Shaun told me that he would definitely want to watch professional League of Legends teams play live, because “you hardly get to see them live, face-to-face”. But, if it came down to it, he would chose to go for the Garena Carnival.
“There are more prizes to be won, and more fun games to play,” he said.
15 year old Darrell Oh named me several professional League of Legends teams known to him, but said that he would prefer to attend the Garena Carnival instead. “We are bonding more with people (at the Carnival), rather than sitting there (at IEM) for a few hours,” he said.
More importantly, both boys told me that they were more than psyched to watch the Singapore Sentinels, the country’s Garena-sponsored professional gaming team, in action at the Carnival.
It makes you wonder – would the spectator turnout for IEM Singapore’s League of Legends competition been better had the Singapore Sentinels been a part of it?

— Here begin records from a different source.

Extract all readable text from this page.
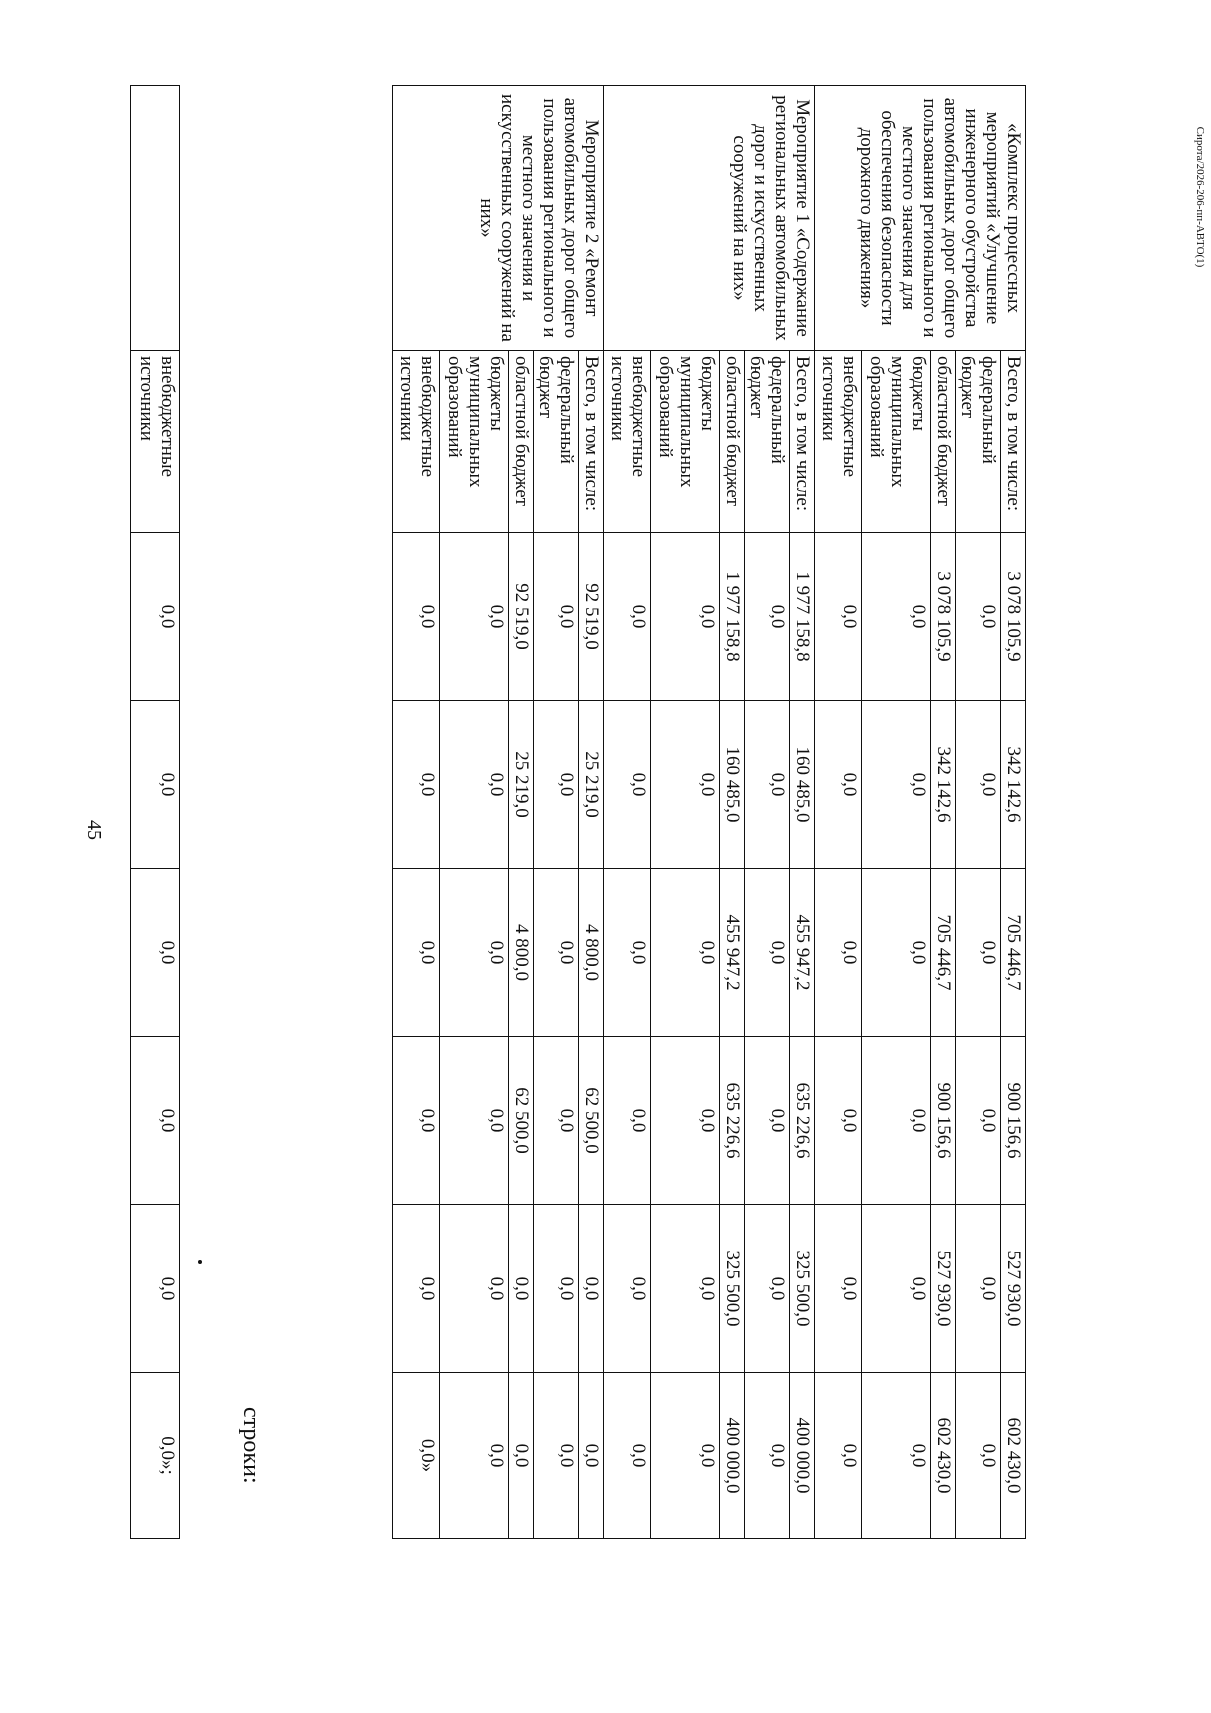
45
«Комплекс процессных мероприятий «Улучшение инженерного обустройства автомобильных дорог общего пользования регионального и местного значения для обеспечения безопасности дорожного движения»	Всего, в том числе:	3 078 105,9	342 142,6	705 446,7	900 156,6	527 930,0	602 430,0
	федеральный бюджет	0,0	0,0	0,0	0,0	0,0	0,0
	областной бюджет	3 078 105,9	342 142,6	705 446,7	900 156,6	527 930,0	602 430,0
	бюджеты муниципальных образований	0,0	0,0	0,0	0,0	0,0	0,0
	внебюджетные источники	0,0	0,0	0,0	0,0	0,0	0,0
Мероприятие 1 «Содержание региональных автомобильных дорог и искусственных сооружений на них»	Всего, в том числе:	1 977 158,8	160 485,0	455 947,2	635 226,6	325 500,0	400 000,0
	федеральный бюджет	0,0	0,0	0,0	0,0	0,0	0,0
	областной бюджет	1 977 158,8	160 485,0	455 947,2	635 226,6	325 500,0	400 000,0
	бюджеты муниципальных образований	0,0	0,0	0,0	0,0	0,0	0,0
	внебюджетные источники	0,0	0,0	0,0	0,0	0,0	0,0
Мероприятие 2 «Ремонт автомобильных дорог общего пользования регионального и местного значения и искусственных сооружений на них»	Всего, в том числе:	92 519,0	25 219,0	4 800,0	62 500,0	0,0	0,0
	федеральный бюджет	0,0	0,0	0,0	0,0	0,0	0,0
	областной бюджет	92 519,0	25 219,0	4 800,0	62 500,0	0,0	0,0
	бюджеты муниципальных образований	0,0	0,0	0,0	0,0	0,0	0,0
	внебюджетные источники	0,0	0,0	0,0	0,0	0,0	0,0»
строки:
	внебюджетные источники	0,0	0,0	0,0	0,0	0,0	0,0»;
Сирота/2026-206-пп-АВТО(1)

The Garena Carnival with its gay red and white streamers and booming music overwhelmed the normally quiet Bugis+ shopping mall. Non-stop chatter from Garena shoutcasters and emcees filled the air, while gunshots, pop music, and the sound of mobs dropping dead in League of Legends games made up the venue’s BGM. Everyone walked about with sticks of candy floss, given out free just by the door. Garena representative Jasmine, who had been kind enough to invite me to the Carnival, told me that 2011’s Garena Carnival had seen about 4,000 attendees. This year, with their own brand new e-Sports arena – Garena Stadium – and the entire mall’s atrium at their fingertips, they are expecting double of that. I have no doubt they will hit that number, with the Carnival’s red-shirted visitors spilling out all across Bugis.
It’s not that StarCraft II has a larger e-Sports following in Singapore. On the contrary, Singapore’s StarCraft II community is stagnating, crumbling at the edges. Many players once active in the local scene have moved on following the explosion of activity Wings of Liberty inspired; the few that remain are stalwart, but faith only sustains, it does not create.
True, the crowd right this moment at the IEM Singapore booth is inspiring; Singaporeans are rarely moved to action, and to see so many of them spectating this prestigious e-Sports tournament touches my heart. But IEM Singapore is also smack in the centre of one of the country’s largest consumer electronics tradeshows. How many of these viewers on-site are spillovers?
Nonetheless, they have helped make the decision. The StarCraft II community might have been small, aided by the curious consumer crowd, even. But the League of Legends community was nonexistent, at least within the halls of SITEX 2012.
Tomorrow, the professional League of Legends teams who have been flown down to play in Southeast Asia’s first Intel Extreme Masters tour stop will not receive any stage time. Instead, we will see the world’s best StarCraft II players grace the big screen – and the international livestream – with their time, their presence, and their micro/macro prowess.
It is a clear message to Riot Games, to the ESL, and to the rest of the world’s League of Legends community. Singapore’s League of Legends players are content with free candy floss, mini-games, and bright red shirts. And come the future of e-Sports in Singapore? That might just be all we get.